La invitación que le lleva Corinto deja a Anás excitado. En lo íntimo se considera el verdadero rey de Palestina. Comparece en compañía de dos decenas de miembros del sanedrín -el consejo supremo del poder judío, integrado por 71 notables, y del cual él, en su condición de sumo sacerdote, es el presidente.

Herodes es introducido en la sala a bordo de una litera de marfil llevada por cuatro esclavos. Anás apenas consigue controlar su curiosidad por conocer el motivo de tan inesperada convocatoria. El rey quiere saber de los sanedritas dónde y cuándo debe nacer el Mesías que tanto esperan. Gamaliel se atusa su espesa barba y dice: “Nacerá en Belén, de Judea, pues está escrito en el profeta Miqueas: ‘Y tú, Belén, de ningún modo eres la menor entre las ciudades de Judá, pues de ti saldrá para mí aquel que debe guiar a Israel’. El cuándo sucederá eso -se excusa el doctor de la ley- no está al alcance de nuestro saber”.

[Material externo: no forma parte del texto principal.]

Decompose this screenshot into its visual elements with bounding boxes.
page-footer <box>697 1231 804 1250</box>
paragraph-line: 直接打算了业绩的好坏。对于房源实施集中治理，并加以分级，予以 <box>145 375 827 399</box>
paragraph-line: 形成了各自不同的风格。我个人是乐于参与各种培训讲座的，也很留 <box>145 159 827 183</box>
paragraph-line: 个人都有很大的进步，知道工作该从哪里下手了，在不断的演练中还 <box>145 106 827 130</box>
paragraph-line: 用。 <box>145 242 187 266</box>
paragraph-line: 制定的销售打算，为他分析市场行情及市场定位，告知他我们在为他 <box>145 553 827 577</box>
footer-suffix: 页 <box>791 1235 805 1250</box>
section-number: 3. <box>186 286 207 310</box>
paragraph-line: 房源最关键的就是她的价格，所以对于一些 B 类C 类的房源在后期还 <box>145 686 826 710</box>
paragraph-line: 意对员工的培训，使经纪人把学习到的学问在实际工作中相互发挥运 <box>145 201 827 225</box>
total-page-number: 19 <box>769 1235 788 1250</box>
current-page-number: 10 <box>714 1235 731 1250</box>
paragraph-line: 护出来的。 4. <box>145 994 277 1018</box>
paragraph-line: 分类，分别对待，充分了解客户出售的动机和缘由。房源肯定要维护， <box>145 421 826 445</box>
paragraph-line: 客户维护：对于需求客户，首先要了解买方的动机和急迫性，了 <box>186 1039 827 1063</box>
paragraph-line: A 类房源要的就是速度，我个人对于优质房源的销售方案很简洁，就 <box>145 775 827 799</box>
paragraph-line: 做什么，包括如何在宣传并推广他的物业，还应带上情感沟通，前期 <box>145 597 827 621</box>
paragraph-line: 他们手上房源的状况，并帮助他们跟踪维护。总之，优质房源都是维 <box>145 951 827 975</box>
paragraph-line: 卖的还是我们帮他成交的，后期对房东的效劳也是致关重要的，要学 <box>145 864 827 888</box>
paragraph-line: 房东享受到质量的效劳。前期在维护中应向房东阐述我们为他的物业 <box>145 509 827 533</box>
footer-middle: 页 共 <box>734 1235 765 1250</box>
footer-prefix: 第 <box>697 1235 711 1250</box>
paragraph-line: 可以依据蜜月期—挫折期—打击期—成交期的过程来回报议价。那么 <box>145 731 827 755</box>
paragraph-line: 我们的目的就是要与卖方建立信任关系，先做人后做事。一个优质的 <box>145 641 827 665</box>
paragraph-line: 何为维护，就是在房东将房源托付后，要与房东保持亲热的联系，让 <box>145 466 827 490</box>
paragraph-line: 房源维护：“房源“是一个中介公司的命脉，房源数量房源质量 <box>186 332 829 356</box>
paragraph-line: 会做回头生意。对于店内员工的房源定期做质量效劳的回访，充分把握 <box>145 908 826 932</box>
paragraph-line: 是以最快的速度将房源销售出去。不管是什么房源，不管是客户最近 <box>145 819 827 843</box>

Herodes no admite que su soberanía sea desafiada por rumores en torno a un niño-mesías. Ordena que la guardia de operaciones especiales, comandada por el fornido Tirano, se dirija a Belén y pase a filo de espada a todos los niños varones menores de dos años. Al amanecer, las tropas herodianas ocupan Belén. Los ojeadores van de casa en casa. Mandan que todos los pequeños, incluídos los que no caminan bien todavía, sean sacados a la calle por sus madres. Las demás mujeres deben permanecer encerradas en casa, con las puertas y ventanas trancadas, en compañía de los hombres y de los niños.

Toda la gente de Belén presintió que, por esta vez, Azrael, el ángel exterminador, se volvió contra ellos. Las madres quedaron separadas de los hijos que, desnudos, son tirados a lo largo de las calles. Los bebés lloran con un lloro de abandono, insistente, como si un presagio los moviese a aspirar con avidez el aire que, en breve, ya no podrán respirar. Con los rostros volteados hacia las paredes de las casas y de los muros, y vigiladas por los soldados, las madres escarban las piedras con las uñas y lavan el musgo con sus lágrimas.

Tras observar a cada niño en busca de algún rasgo mesiánico, Tirano da la señal para degollarlo. El verdugo se agacha, empuja la cabeza de la víctima para estirar el cuello, yergue la espada y de un tajo separa la cabeza del cuerpo. Algunas madres, desesperadas, se atreven a mirar en dirección de los hijos, pero son acalladas por la punta de un puñal que les traspasa el corazón. Tirano pasa al filo de su propia espada a las mujeres que rompen el cerco de los centinelas y se abrazan a los hijos como si quisieran hacerlos retornar al útero.

Desde aquella trágica mañana en Belén los poderosos crueles son conocidos como ‘tiranos’.

- Frei Betto es escritor, autor de la biografía de Jesús “Entre todos los hombres”, entre otros libros.